The manifold and various sorts of food, whether prepared of Flesh or Fish, if brought to the Table not seasoned with Salt, are not grateful to the Palate; in as much as they neither exhibit a pleasant relish, nor conduce to the health of the Body. Every man will readily assent to the truth of this trite and vulgar Maxim, if he shall consider with an accurate mind, that among all the Seasonings and Sauces of food, Salt holdeth the chiefest place, and that there is no other equal to it, so that among so many, there is no one to be preferr’d to it.

Therefore what great and excellent Treasures, admirable Virtues, and most worthy Endowments, in which, by diligent search, and inquisition the minds of men may be occupied, are contained therein, I have determined in this present Treatise to enquire into, and declare; inasmuch as for the space of fifteen or sixteen years, I have endeavoured nothing more, than that by all my Labours I might serve the Divine Glory, and the publick good.

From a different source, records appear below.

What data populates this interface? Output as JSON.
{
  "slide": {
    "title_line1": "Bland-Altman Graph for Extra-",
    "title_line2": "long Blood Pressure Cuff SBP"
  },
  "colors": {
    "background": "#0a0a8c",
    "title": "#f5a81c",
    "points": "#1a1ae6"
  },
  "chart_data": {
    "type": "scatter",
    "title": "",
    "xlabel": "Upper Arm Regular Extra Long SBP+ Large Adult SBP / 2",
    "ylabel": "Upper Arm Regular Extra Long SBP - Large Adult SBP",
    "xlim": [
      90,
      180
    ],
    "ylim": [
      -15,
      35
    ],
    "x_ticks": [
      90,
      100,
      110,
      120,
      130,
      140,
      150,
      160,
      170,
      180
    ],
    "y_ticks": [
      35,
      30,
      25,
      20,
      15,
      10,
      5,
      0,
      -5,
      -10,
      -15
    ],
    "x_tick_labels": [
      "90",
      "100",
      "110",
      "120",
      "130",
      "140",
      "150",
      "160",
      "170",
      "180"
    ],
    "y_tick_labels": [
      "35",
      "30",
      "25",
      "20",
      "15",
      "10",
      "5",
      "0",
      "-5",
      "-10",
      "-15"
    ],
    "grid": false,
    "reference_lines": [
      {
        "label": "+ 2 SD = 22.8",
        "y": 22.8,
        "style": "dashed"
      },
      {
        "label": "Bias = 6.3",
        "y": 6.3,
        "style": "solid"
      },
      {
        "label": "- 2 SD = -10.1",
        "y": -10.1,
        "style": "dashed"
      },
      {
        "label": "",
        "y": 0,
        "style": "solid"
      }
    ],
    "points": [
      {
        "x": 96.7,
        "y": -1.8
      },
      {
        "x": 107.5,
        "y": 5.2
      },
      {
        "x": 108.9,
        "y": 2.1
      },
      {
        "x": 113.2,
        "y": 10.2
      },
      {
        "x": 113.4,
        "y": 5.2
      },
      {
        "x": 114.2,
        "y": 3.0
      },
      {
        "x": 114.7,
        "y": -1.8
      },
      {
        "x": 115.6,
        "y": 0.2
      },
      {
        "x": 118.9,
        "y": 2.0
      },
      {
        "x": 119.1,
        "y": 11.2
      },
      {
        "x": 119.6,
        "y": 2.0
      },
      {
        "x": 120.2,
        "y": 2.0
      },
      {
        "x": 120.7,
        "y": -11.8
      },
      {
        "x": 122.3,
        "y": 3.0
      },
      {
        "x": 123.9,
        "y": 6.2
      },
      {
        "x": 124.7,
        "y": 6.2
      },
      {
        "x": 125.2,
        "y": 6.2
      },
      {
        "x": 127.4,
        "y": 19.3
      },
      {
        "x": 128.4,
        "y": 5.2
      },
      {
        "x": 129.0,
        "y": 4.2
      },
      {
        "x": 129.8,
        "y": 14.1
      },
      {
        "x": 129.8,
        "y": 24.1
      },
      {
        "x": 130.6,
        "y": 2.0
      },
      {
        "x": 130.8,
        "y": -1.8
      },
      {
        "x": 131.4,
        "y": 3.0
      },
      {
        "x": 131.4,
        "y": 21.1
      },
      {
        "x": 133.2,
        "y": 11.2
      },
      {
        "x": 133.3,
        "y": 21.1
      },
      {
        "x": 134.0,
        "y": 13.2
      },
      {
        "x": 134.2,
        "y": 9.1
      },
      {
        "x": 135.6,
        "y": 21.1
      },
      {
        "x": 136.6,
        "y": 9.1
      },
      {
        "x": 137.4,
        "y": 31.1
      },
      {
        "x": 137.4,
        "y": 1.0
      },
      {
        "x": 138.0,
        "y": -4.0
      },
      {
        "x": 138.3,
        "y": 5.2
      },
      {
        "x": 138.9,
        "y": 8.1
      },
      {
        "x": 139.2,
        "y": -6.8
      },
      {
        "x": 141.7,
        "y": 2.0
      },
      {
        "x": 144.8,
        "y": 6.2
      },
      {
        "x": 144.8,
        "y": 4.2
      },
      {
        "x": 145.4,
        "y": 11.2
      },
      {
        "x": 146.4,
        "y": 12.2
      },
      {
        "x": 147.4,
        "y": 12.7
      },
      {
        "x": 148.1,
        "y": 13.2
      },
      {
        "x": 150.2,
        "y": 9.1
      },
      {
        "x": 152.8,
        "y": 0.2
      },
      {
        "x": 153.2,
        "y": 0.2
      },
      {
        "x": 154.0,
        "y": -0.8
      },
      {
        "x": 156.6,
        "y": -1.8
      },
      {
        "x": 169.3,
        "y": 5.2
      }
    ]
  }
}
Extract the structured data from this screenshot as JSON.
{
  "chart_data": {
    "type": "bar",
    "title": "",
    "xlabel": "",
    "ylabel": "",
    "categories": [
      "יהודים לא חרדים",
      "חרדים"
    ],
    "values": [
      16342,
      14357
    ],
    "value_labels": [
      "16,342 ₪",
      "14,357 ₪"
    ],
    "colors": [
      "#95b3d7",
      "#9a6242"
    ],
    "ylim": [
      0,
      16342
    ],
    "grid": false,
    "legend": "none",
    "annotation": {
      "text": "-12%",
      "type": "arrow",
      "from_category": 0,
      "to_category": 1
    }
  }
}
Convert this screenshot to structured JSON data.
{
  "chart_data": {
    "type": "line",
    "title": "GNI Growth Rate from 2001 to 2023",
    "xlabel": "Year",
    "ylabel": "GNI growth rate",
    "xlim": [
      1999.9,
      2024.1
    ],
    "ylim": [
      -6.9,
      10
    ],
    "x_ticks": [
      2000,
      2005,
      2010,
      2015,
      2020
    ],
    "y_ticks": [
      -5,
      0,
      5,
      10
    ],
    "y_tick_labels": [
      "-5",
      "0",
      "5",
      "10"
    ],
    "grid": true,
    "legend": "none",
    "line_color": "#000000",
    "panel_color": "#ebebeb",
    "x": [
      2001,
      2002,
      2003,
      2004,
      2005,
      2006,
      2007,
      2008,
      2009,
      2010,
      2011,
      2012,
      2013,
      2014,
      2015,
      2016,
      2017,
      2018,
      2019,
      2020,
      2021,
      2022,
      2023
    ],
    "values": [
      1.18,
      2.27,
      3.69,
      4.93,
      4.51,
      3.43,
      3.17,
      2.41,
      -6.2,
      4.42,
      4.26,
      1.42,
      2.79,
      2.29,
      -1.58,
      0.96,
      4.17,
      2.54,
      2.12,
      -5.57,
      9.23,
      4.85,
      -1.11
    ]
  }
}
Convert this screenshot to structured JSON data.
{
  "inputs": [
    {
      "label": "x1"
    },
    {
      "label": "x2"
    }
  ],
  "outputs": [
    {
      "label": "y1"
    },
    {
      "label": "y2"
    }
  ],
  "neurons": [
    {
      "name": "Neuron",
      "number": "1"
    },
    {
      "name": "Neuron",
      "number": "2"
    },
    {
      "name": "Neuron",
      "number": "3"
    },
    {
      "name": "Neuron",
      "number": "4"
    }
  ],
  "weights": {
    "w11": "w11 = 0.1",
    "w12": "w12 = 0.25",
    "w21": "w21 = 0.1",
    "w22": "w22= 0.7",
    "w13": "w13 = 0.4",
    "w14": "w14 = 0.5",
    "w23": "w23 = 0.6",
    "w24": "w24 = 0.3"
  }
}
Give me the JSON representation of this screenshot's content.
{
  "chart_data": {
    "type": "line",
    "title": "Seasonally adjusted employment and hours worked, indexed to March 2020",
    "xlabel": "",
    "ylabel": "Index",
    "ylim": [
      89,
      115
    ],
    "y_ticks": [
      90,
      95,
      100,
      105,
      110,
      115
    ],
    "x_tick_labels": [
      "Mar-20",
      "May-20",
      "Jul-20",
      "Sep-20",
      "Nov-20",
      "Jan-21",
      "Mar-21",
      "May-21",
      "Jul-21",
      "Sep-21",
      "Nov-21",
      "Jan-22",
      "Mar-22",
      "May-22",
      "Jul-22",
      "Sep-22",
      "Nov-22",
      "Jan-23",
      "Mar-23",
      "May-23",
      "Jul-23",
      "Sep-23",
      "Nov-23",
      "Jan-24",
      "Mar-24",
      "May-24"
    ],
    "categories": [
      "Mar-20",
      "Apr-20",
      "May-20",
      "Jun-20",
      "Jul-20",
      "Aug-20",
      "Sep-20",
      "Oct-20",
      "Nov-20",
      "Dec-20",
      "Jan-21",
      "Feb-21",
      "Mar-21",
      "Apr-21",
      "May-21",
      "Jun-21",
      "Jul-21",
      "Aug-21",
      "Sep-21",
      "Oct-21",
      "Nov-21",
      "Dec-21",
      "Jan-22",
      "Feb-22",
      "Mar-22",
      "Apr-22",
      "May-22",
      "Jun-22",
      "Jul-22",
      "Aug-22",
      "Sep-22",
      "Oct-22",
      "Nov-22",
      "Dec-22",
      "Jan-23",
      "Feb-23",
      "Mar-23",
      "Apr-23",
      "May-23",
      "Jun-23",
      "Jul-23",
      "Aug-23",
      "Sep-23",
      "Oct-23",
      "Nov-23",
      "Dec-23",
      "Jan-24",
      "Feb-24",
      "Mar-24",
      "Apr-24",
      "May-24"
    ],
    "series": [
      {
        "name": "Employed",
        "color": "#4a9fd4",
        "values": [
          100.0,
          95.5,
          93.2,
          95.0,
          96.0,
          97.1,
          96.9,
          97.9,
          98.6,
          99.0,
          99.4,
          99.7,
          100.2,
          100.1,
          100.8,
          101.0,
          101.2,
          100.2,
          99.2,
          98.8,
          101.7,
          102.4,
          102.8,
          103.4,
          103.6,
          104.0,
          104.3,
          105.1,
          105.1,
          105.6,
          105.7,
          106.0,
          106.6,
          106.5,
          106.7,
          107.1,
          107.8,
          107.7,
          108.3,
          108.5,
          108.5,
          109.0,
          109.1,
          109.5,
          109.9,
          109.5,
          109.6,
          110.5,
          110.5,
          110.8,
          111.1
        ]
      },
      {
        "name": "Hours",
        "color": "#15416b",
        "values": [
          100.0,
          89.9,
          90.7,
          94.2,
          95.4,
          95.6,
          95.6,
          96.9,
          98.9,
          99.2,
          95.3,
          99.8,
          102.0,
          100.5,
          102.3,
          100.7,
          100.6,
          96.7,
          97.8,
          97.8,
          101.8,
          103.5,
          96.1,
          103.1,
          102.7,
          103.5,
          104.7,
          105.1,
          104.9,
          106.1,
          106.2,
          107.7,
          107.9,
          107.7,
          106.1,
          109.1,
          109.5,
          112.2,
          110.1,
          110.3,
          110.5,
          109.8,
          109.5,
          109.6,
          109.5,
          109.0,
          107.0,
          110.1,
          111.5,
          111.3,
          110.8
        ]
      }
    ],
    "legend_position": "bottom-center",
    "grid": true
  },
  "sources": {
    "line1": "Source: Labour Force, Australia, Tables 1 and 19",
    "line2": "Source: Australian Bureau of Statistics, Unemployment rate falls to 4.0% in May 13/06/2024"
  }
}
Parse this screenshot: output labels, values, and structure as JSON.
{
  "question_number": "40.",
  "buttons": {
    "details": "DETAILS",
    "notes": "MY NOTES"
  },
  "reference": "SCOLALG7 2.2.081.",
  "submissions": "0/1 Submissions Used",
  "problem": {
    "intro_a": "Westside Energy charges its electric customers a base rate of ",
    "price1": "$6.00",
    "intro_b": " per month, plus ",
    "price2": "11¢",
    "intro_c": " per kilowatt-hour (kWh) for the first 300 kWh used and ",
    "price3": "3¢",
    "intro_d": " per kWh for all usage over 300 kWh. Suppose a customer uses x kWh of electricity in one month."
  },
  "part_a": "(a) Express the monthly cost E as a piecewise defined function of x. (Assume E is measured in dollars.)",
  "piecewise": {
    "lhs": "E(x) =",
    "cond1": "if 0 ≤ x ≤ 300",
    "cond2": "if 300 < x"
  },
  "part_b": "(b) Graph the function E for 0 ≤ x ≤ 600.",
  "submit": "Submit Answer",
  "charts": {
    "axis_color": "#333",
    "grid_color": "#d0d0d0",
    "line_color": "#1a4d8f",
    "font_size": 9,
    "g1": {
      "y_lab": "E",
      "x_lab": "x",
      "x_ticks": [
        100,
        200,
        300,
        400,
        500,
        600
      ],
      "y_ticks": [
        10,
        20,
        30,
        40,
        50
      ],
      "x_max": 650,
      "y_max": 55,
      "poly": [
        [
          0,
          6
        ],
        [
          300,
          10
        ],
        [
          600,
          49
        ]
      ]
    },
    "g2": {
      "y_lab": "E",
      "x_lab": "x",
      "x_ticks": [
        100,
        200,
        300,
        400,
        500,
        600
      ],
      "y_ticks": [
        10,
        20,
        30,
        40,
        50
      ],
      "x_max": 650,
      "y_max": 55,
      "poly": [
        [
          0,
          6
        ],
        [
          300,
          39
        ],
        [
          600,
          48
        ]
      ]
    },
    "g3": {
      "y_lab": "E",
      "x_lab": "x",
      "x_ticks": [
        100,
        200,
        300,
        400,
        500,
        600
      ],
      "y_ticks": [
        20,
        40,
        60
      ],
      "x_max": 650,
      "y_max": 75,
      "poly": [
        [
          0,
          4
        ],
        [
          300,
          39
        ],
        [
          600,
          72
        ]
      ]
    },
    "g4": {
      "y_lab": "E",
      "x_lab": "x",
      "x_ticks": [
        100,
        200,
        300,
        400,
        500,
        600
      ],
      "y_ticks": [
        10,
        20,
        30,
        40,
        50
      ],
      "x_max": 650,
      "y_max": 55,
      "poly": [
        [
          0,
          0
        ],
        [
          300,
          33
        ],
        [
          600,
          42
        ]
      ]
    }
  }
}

For by my first endeavours I published a Work, treating of Philosophical Furnaces in five parts, and I discovered five Furnaces, adapted to the various modes of Distillation; I also shewed the way of preparing (by an artificial manner) excellent Medicines which drive away various and divers Diseases afflicting the Humane Body, which profitable and artificial Inventions, no man before me hath revealed.

Next follows my Mineral Work, shewing the Original, and emendation of Metals and Minerals: To which succeedeth my Pharmacopœia Spagyrica, in three parts, treating of Vegetables, and by what means efficacious Medicines may be prepared of them.

Next after these, was my Work of the Admirable Nature and Properties of Salt-petre, in which is solidly demonstrated, that that Miracle of all sorts, is the true Universal Solvent of Philosophers, which is subservient to the use of all men, high and low, rich and poor. That little Treatise I have called by the name of Miraculum Mundi, which I have augmented by an Explication and Continuation, and fenced it with a defence and Apology, against the wicked Insults of Envy and Scorn. In all these I have set before the Eyes of this blind World, the Divine Miracles and Misteries of Nature.